Reseña del editor:
When asked about the spontaneity of Caribbean cooks, Wendy Rahamut says: "We do not really cook from recipes, as such. Many cooks prepare recipes handed down from generations, and these are embedded in the memories of each cook". Realising that globalisation and foreign influences could dilute her country's local cuisine, Wendy's latest culinary offering "Curry, Callaloo and Calypso: The Real Taste of Trinidad & Tobago" showcases her country's indigenous foods by way of old and new recipes for present and future generations. The book is divided into ten sections of recipes with helpful short explanations: Sweet and Savory Breads; Cakes, Pastries, Desserts and Ice Creams; Fish and Seafood; Snacks and Indian Delicacies; Rice, Coo Coo, Provisions and Dumplings; Meats, Soups, Souses, Salads and Vegetables; Chutneys and Peppersauces; Drinks; and, Confections, Jams and Jellies.

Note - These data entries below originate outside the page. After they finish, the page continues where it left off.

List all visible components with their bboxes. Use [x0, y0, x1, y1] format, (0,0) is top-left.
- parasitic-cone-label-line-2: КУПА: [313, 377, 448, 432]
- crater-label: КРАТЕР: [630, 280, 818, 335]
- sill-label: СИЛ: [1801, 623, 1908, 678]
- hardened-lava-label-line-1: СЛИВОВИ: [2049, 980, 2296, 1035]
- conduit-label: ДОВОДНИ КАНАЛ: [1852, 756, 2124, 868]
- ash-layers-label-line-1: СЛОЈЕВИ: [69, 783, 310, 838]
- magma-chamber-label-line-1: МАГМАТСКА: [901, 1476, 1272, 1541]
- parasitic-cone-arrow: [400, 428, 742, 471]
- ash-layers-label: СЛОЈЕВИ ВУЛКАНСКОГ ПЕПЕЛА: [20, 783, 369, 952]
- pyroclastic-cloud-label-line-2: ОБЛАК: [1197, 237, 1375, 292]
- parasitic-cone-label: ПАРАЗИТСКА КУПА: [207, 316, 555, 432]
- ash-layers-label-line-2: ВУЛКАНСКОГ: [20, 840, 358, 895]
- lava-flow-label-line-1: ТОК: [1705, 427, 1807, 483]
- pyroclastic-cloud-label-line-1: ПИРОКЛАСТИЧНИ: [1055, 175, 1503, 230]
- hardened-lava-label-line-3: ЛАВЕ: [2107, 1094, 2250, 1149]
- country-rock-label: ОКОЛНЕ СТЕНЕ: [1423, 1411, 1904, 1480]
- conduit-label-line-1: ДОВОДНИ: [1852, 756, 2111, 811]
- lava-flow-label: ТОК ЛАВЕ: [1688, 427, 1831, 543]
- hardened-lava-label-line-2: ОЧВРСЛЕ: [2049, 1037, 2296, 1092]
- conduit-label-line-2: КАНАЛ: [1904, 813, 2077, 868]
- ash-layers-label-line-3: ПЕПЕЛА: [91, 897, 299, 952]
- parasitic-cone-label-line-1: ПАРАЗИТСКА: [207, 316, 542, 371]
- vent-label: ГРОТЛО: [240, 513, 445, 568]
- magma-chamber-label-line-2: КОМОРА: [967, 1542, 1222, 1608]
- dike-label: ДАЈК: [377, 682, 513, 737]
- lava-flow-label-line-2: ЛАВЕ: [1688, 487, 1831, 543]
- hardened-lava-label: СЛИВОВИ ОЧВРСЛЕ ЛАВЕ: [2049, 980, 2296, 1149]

The dishes are beautifully illustrated in full-colour, and the book is also peppered by striking images of Trinidad and Tobago.
Biografía del autor:
Wendy Rahamut has been seriously cooking Caribbean food for the past 15 years. Today in addition to being a cookbook author, freelance food consultant, and food stylist, she is also the weekly food writer for the Trinidad Guardian newspaper and is the Editor-in-Chief of Caribbean Gourmet magazine, She owns and operates the Wendy Rahamut School of Cooking, and is the host of her long standing weekly television cooking show entitled, Caribbean Flavors since 1998. She has appeared on TFN's Planet Food Caribbean (The Food Network, USA). Wendy Rahamut`s Caribbean Flavours and Modern Caribbean Cuisine are also published by Macmillan Caribbean.